Canada enters technical recession as spending declines
Weak business and government spending pushed the Canadian economy into contraction during the first quarter, adding to a string of troubling economic signals north of the border.
The Canadian economy contracted slightly in the first quarter, driven by falling business and government spending. That pullback, combined with a contraction in the fourth quarter of 2025, places Canada in what economists define as a technical recession: two consecutive quarters of negative GDP growth.
For a country that managed to grow its real GDP by 1.7% in 2025, the slowest pace since 2020, the slide into contraction territory marks a meaningful shift.
What’s dragging the economy down
Private non-residential investment, the kind of corporate spending that signals confidence in future growth, contracted throughout 2025 amid tariff uncertainties with the US. Government spending, which often acts as a backstop during private-sector weakness, also pulled back rather than filling the gap.
Canada shed more than 100,000 jobs in January and February of 2026 alone, pushing the unemployment rate to roughly 6.7-6.8%.
The tariff overhang
Persistent US tariffs have cast a long shadow over Canadian business confidence. When your largest trading partner taxes your exports, companies think twice before building new factories or hiring additional workers. That hesitation showed up clearly in the private non-residential investment figures throughout 2025.
The Canadian Federation of Independent Business projects GDP growth of approximately 1.1-1.6% for 2026 overall, with first-quarter estimates around 1.6%. But those forecasts were built on the assumption of a modest recovery in the first half of the year, a recovery that now looks increasingly unlikely given the contraction data.
Business investment for 2026 is projected to grow by a mere 0.6% according to some analysts.
Restrictive immigration policies are expected to lead to a population decline in 2026. For an economy that has historically relied on immigration-driven population growth to boost GDP, this represents a structural headwind that tariff resolution alone won’t fix.
What this means for investors
Macroeconomic uncertainty tends to trigger risk-off sentiment across all volatile asset classes. Digital assets, which thrive on risk appetite, tend to suffer in that environment.
Over 100,000 jobs lost in two months is the kind of statistic that shifts central bank thinking. The Bank of Canada may face increasing pressure to cut rates, which could weaken the Canadian dollar further.
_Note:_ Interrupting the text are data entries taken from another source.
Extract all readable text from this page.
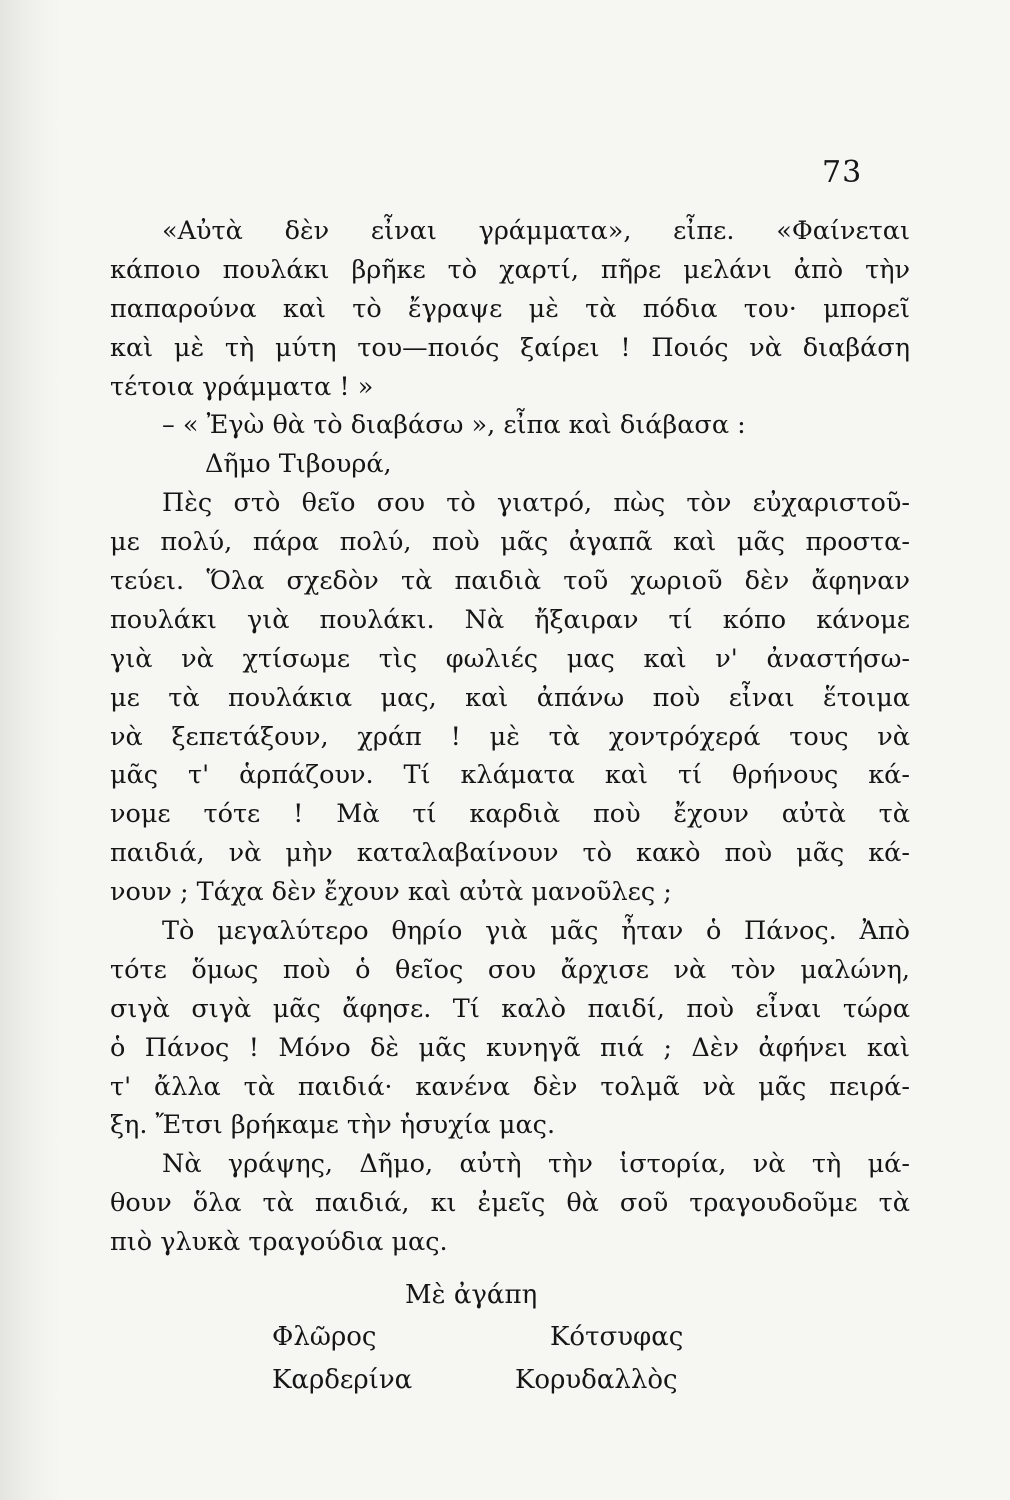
73
«Αὐτὰ δὲν εἶναι γράμματα», εἶπε. «Φαίνεται
κάποιο πουλάκι βρῆκε τὸ χαρτί, πῆρε μελάνι ἀπὸ τὴν
παπαρούνα καὶ τὸ ἔγραψε μὲ τὰ πόδια του· μπορεῖ
καὶ μὲ τὴ μύτη του—ποιός ξαίρει ! Ποιός νὰ διαβάση
τέτοια γράμματα ! »
– « Ἐγὼ θὰ τὸ διαβάσω », εἶπα καὶ διάβασα :
Δῆμο Τιβουρά,
Πὲς στὸ θεῖο σου τὸ γιατρό, πὼς τὸν εὐχαριστοῦ-
με πολύ, πάρα πολύ, ποὺ μᾶς ἀγαπᾶ καὶ μᾶς προστα-
τεύει. Ὅλα σχεδὸν τὰ παιδιὰ τοῦ χωριοῦ δὲν ἄφηναν
πουλάκι γιὰ πουλάκι. Νὰ ἤξαιραν τί κόπο κάνομε
γιὰ νὰ χτίσωμε τὶς φωλιές μας καὶ ν' ἀναστήσω-
με τὰ πουλάκια μας, καὶ ἀπάνω ποὺ εἶναι ἕτοιμα
νὰ ξεπετάξουν, χράπ ! μὲ τὰ χοντρόχερά τους νὰ
μᾶς τ' ἁρπάζουν. Τί κλάματα καὶ τί θρήνους κά-
νομε τότε ! Μὰ τί καρδιὰ ποὺ ἔχουν αὐτὰ τὰ
παιδιά, νὰ μὴν καταλαβαίνουν τὸ κακὸ ποὺ μᾶς κά-
νουν ; Τάχα δὲν ἔχουν καὶ αὐτὰ μανοῦλες ;
Τὸ μεγαλύτερο θηρίο γιὰ μᾶς ἦταν ὁ Πάνος. Ἀπὸ
τότε ὅμως ποὺ ὁ θεῖος σου ἄρχισε νὰ τὸν μαλώνη,
σιγὰ σιγὰ μᾶς ἄφησε. Τί καλὸ παιδί, ποὺ εἶναι τώρα
ὁ Πάνος ! Μόνο δὲ μᾶς κυνηγᾶ πιά ; Δὲν ἀφήνει καὶ
τ' ἄλλα τὰ παιδιά· κανένα δὲν τολμᾶ νὰ μᾶς πειρά-
ξη. Ἔτσι βρήκαμε τὴν ἡσυχία μας.
Νὰ γράψης, Δῆμο, αὐτὴ τὴν ἱστορία, νὰ τὴ μά-
θουν ὅλα τὰ παιδιά, κι ἐμεῖς θὰ σοῦ τραγουδοῦμε τὰ
πιὸ γλυκὰ τραγούδια μας.
Μὲ ἀγάπη
Φλῶρος	Κότσυφας
Καρδερίνα	Κορυδαλλὸς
Investors watching the Canadian economy should focus on two things going forward. First, whether business investment stabilizes or continues to decline, since that’s the leading indicator for how deep this downturn goes. Second, whether the labor market deterioration accelerates through the spring, because consumer spending will inevitably follow employment trends downward if job losses persist at the current pace.